Click here for more information about SAD.
Some of us experience disruption and an undercurrent of sadness during September; some of us deal with significant depression. Even if you’re doing fine, it’s hard to see your friends and family members struggling, a little or a lot. I mentioned above that September is National Suicide Prevention Month. Most suicides, though, don’t happen in September. They happen more often in spring or early summer. Find info about myths and facts about suicide here. We humans are complex creatures.
If you have a loved one struggling, or if you are, here’s a site with loads of information and links.
If you encounter someone on the Internet, on Facebook for example, who seems to be dealing with depression or considering suicide, there are ways to reach out and offer help. Here’s a good source for online helping.
Of course, consult your doctor, your mental health provider, your (trusted, trained, experienced) source of medical information, whoever that may be.

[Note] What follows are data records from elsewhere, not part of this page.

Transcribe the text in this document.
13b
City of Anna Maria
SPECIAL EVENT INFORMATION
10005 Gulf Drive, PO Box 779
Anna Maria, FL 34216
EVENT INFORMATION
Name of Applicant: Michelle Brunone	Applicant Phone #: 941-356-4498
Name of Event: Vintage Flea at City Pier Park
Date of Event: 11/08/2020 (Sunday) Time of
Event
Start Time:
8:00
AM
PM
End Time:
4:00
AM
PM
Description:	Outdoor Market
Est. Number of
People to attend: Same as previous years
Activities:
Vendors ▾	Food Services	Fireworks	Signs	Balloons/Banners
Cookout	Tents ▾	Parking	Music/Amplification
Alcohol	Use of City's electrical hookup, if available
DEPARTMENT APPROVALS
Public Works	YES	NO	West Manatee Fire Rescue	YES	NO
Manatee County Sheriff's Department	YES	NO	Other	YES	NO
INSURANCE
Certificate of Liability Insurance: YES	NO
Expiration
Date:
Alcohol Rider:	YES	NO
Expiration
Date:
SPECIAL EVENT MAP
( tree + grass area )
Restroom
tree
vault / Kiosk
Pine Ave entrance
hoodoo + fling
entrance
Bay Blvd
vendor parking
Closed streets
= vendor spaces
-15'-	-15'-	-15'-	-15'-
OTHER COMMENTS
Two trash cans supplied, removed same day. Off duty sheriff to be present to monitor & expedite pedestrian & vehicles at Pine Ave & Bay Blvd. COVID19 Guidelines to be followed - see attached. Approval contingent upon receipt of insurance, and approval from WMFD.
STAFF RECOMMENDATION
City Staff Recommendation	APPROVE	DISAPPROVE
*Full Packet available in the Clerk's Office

You’re not alone with this, whether you are dealing with depression (or related realities), or trying to help someone else. It’s a hard road. The National Association of Mental Illness has a site to share stories and get support, called Not Alone.
I urge anyone struggling with sadness in September to reach out for help. There’s no shame in it. May we be open to asking for and accepting help. May we offer and give help. May we be open to laughter and love. May we find light on dark days, in September or whenever they occur.